McCaskey High School approves first ever groundbreaking women’s wrestling program

Photo courtesy of hudl.com

By Connor Mirabella || Staff Writer

Wrestling is one of the oldest sports in human history. Since the first olympics, wrestling has been a challenging and developing art held in high regard by many. Socrates is known for having said “I swear it upon Zeus an outstanding runner cannot be the equal of an average wrestler.” Wrestling has a powerful legacy in the United States, where folkstyle wrestling (the style of wrestling seen at NCAAs) originated. Pennsylvania has been long-known as one of, if not the most competitive states to wrestle in, particularly at the high school level. 

Since there are no professional leagues of folkstyle and freestyle wrestling, the pinnacle of performance can most often be found at the Olympics where the US has garnered significant respect for its performance in both men’s and women’s freestyle wrestling. Helen Maroulis became the first American woman to win a gold medal for the US in 2016 with a dominant performance in her final match. Her story mirrors the story of every other woman on the US team: Helen never had a girls team until she had reached high level international competition. Growing up, she and all the other women representing our country had no other choice but to wrestle boys in order to earn their chances at competition. 

Wrestling is a sport divided by weight classes, where it is in the wrestlers’ best interest to have the most possible muscle mass at any given weight. This puts women at a distinct disadvantage because their bodies are different. The lowest possible body fat percentage that a boy can healthily have and compete with is less than half of the healthy percentage of body fat that women must have. Because of this, a woman wrestling a man that weighs the same as her is almost guaranteed to have less muscle mass than her opponent. Still, brilliant female wrestlers like Maroulis have overpowered, outworked and outwitted their male opponents consistently enough to make the US women’s wrestling team one that cannot be taken lightly in global competition.
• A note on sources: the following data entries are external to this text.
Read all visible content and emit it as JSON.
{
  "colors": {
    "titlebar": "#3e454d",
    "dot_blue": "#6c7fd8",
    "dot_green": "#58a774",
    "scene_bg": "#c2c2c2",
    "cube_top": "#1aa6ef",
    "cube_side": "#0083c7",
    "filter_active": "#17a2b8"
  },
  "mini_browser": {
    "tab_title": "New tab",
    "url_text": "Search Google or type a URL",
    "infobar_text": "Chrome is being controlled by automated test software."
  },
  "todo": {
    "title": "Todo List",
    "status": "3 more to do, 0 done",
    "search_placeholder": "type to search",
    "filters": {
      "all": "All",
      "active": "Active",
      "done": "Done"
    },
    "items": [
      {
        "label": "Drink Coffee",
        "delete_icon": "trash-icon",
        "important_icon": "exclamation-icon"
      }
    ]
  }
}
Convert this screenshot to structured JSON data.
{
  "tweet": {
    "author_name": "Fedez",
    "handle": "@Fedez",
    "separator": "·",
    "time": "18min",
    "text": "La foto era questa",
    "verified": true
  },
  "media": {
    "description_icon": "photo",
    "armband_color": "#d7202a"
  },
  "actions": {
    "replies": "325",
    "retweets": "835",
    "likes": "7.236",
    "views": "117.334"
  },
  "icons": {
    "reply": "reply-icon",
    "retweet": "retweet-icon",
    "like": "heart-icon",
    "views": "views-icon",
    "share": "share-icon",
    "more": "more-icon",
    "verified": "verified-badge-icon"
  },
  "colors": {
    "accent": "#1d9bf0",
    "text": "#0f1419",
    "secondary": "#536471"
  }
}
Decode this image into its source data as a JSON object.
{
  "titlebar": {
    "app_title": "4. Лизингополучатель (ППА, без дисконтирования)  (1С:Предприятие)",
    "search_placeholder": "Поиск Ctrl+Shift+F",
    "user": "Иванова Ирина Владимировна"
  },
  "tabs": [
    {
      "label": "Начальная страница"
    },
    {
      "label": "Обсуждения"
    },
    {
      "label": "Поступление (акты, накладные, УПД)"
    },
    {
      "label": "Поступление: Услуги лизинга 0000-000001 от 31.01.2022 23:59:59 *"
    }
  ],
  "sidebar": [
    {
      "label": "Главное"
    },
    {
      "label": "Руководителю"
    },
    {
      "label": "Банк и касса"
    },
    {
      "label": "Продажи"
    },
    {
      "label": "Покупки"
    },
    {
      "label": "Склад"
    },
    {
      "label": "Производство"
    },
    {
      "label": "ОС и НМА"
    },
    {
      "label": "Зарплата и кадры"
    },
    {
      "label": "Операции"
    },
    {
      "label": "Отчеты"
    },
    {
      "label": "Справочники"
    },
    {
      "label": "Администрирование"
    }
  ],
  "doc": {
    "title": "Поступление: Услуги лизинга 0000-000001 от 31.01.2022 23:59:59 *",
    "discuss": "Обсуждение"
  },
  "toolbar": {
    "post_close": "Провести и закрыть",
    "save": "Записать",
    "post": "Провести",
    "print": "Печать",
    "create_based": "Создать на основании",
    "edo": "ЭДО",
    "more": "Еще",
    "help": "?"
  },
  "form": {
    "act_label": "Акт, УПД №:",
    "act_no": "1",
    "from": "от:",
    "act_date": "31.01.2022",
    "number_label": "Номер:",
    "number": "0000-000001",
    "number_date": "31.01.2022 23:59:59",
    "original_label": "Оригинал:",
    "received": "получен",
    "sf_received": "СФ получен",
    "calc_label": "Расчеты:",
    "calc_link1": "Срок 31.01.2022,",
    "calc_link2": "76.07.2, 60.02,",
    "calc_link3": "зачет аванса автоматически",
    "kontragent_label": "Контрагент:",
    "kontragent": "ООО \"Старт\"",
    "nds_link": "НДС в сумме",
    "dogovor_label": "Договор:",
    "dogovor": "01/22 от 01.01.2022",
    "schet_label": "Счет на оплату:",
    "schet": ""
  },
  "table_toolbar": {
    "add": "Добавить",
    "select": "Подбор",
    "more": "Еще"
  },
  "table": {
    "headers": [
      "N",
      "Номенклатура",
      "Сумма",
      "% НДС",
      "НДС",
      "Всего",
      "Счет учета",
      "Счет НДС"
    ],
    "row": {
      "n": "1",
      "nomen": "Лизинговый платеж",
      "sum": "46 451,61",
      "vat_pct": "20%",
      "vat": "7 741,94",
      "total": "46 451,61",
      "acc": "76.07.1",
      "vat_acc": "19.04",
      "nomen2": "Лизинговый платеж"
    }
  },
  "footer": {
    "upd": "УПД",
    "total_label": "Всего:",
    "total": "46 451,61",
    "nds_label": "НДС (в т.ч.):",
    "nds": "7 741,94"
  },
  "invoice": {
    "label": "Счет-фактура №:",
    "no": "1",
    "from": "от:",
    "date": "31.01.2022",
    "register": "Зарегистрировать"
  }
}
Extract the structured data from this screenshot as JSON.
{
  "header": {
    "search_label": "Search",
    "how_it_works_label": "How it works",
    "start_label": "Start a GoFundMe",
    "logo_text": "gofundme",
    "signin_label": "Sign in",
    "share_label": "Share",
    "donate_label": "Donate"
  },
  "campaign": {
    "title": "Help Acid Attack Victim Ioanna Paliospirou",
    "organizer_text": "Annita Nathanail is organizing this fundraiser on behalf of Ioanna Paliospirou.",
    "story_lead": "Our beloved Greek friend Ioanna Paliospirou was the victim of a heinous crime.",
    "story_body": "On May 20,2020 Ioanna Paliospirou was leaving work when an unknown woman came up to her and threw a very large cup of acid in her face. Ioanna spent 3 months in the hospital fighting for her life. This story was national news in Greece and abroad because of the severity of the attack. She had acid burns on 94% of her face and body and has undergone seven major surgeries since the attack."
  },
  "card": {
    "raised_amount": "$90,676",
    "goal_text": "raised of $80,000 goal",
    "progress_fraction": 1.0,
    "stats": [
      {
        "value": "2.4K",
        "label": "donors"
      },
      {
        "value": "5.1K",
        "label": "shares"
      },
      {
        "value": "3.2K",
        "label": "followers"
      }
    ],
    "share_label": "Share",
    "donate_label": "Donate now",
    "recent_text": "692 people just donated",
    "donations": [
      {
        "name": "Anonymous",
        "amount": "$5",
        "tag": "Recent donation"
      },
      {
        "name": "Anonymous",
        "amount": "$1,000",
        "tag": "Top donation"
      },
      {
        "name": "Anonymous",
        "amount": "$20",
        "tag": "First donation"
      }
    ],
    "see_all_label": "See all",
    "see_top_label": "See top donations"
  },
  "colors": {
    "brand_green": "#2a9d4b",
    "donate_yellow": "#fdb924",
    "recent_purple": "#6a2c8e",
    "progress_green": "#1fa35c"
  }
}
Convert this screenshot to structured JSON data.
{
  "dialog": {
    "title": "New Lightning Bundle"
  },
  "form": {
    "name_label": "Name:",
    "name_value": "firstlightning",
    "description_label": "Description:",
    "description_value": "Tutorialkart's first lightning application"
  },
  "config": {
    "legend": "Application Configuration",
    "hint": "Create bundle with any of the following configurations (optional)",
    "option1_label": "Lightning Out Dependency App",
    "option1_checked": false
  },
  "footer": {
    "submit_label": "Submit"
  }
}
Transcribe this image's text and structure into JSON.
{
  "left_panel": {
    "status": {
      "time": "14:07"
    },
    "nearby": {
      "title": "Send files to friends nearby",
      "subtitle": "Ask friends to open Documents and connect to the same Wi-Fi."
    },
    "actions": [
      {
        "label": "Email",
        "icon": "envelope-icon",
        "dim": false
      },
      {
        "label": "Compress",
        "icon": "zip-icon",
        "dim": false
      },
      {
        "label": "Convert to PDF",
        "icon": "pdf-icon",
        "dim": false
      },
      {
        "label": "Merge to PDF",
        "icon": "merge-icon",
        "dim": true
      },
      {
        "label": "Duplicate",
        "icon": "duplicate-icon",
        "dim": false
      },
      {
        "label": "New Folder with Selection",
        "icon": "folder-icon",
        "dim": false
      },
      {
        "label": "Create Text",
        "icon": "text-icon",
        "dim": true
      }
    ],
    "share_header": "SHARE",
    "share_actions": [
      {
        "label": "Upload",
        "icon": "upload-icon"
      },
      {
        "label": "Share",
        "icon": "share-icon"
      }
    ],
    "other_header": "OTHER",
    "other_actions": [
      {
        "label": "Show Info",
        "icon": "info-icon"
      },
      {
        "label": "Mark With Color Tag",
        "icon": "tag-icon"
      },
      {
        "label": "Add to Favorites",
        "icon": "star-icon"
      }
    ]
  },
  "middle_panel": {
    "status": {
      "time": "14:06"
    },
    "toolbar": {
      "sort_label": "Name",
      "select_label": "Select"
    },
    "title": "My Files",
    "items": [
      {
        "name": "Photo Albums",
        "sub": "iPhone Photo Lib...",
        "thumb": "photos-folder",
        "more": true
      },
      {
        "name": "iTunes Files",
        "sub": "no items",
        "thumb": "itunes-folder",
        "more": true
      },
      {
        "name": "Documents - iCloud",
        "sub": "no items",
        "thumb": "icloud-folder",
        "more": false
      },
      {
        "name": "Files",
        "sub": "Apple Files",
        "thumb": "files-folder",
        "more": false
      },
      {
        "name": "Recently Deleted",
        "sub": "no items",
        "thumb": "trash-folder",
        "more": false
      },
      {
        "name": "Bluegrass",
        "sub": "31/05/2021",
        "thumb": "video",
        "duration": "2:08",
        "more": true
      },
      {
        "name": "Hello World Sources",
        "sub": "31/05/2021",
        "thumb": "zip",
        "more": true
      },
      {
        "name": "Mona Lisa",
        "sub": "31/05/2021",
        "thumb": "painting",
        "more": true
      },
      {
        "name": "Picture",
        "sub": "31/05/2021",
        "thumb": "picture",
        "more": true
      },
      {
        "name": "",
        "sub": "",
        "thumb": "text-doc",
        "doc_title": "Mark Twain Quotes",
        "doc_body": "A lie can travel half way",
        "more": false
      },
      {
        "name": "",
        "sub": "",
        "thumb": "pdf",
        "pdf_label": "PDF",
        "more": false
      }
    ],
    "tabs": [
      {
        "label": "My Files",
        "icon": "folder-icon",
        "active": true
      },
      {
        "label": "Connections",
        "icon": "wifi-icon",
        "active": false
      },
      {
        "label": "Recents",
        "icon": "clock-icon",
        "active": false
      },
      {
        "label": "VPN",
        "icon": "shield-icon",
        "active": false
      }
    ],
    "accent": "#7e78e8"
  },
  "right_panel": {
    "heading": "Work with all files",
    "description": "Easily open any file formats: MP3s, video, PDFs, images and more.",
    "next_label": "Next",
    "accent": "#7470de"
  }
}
Right here in Lancaster, McCaskey High School has made history under its athletic director, Jon Mitchell, by becoming the first school in the country to be approved for a women’s varsity wrestling team. Not only does allowing women to compete with one another create more fairness for the competitors, but this also helps to remove the stigma that has prevented many interested young girls from joining the sport. Jon Mitchell’s actions will change the course of history in women’s wrestling because he has gotten the ball rolling on something that has been long overdue. The crime of not being male has limited the creation of female wrestling programs. This can be seen in Jon Mitchell’s efforts — he had to generate a plan that would create this program at no cost to the school. This is the first program and major step in what will one day become commonplace, but it does not stop here. In order for the PIAA to approve of women’s wrestling and create a state run league, 100 schools need to commit to creating women’s wrestling teams. Fortunately, there is a lot of excitement and confidence that many other schools will follow suit. Mitchell has helped other schools in different districts propose programs and begin the process of getting approval for women’s varsity teams.

The sport of wrestling is well-loved among certain sects of Americans and in certain regions, but had been losing overall popularity by the early 2000’s. The rise of MMA brought more attention not only to the value of wrestling itself, but also to the brilliant athleticism and competition that can be found among women’s combat sports in general. In some cases, women UFC fighters have out-earned their male counterparts because of their popularity, skill and performance (this is more of an exception than a rule, however). Mitchell has broken ground on what will become a fantastic opportunity for female athletes.  Supporters will also have more opportunities to see how much we’re missing out on by not giving more women opportunities to wrestle. We continuously deprive ourselves as a society and as individual athletes by limiting the opportunities for women. McCaskey may be the catalyst that other schools with women on their men’s wrestling roster have needed to kick start their own full on programs in what is undeniably one the most athletic and intense sports known to man, and now, women.